Muth 2019, Arab LGBTQ Subjects: Trapped Between Universalism and Particularity?
- a split regarding LGBTQ rights in a global context. Western concepts have tried to be implemented on a universal scale in global forums such as the UN. In this respect, concepts of sexuality stemming from the global North have been diffused by Western states and international organizations by deploying the ideas of homonationalism and homocolonialism. At the same time, resistance from non-Western countries, especially from the MENA region, is ubiquitous. They utilize the concept of Western exceptionalism for their purposes. […] As a consequence, many of the activists stated that they do not want to come out or, even if they would like to go public, they do not do this because they know that “it will backfire more than it creates change” (Human Rights Watch, 2018a, p. 50).

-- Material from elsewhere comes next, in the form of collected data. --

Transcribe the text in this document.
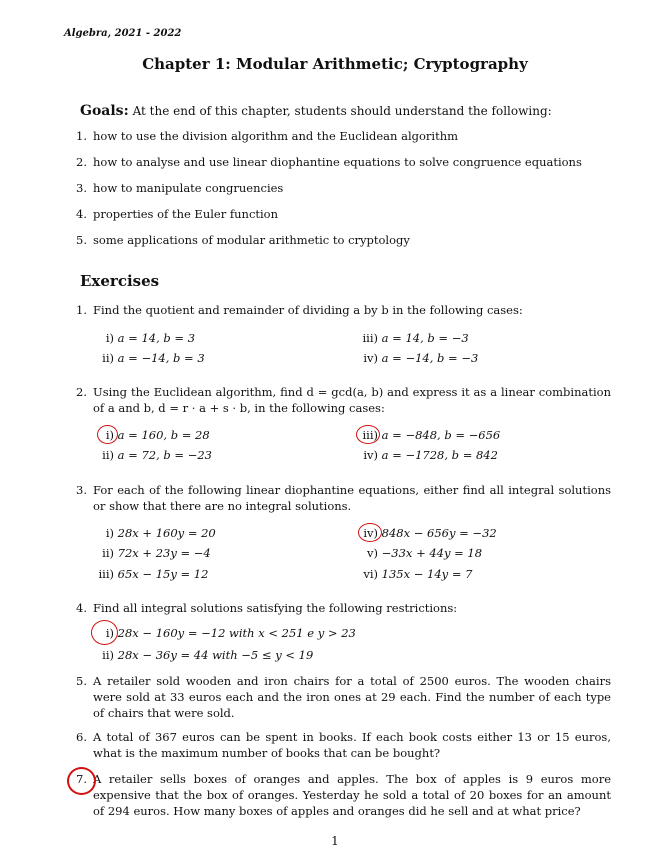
Algebra, 2021 - 2022
Chapter 1: Modular Arithmetic; Cryptography
Goals: At the end of this chapter, students should understand the following:
1. how to use the division algorithm and the Euclidean algorithm
2. how to analyse and use linear diophantine equations to solve congruence equations
3. how to manipulate congruencies
4. properties of the Euler function
5. some applications of modular arithmetic to cryptology
Exercises
1. Find the quotient and remainder of dividing a by b in the following cases:
i) a = 14, b = 3	iii) a = 14, b = −3
ii) a = −14, b = 3	iv) a = −14, b = −3
2. Using the Euclidean algorithm, find d = gcd(a, b) and express it as a linear combination of a and b, d = r · a + s · b, in the following cases:
i) a = 160, b = 28	iii) a = −848, b = −656
ii) a = 72, b = −23	iv) a = −1728, b = 842
3. For each of the following linear diophantine equations, either find all integral solutions or show that there are no integral solutions.
i) 28x + 160y = 20	iv) 848x − 656y = −32
ii) 72x + 23y = −4	v) −33x + 44y = 18
iii) 65x − 15y = 12	vi) 135x − 14y = 7
4. Find all integral solutions satisfying the following restrictions:
i) 28x − 160y = −12 with x < 251 e y > 23
ii) 28x − 36y = 44 with −5 ≤ y < 19
5. A retailer sold wooden and iron chairs for a total of 2500 euros. The wooden chairs were sold at 33 euros each and the iron ones at 29 each. Find the number of each type of chairs that were sold.
6. A total of 367 euros can be spent in books. If each book costs either 13 or 15 euros, what is the maximum number of books that can be bought?
7. A retailer sells boxes of oranges and apples. The box of apples is 9 euros more expensive that the box of oranges. Yesterday he sold a total of 20 boxes for an amount of 294 euros. How many boxes of apples and oranges did he sell and at what price?
1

- The discourse about LGBTQ rights is no longer solely occupied and dominated by Western states and NGOs but it is resituated in the MENA region. Pan-Arabic LGBTQ activisms can thus be seen as a successful counterhegemonic intervention (Birdal, 2015). Transnational movements have the capability to relocate LGBTQ issues in a local rather than a global context and thereby emphasize the particularity of a respective region. Hence, thinking about global LGBTQ rights movements have to be rethought in terms of transnational LGBTQ movements.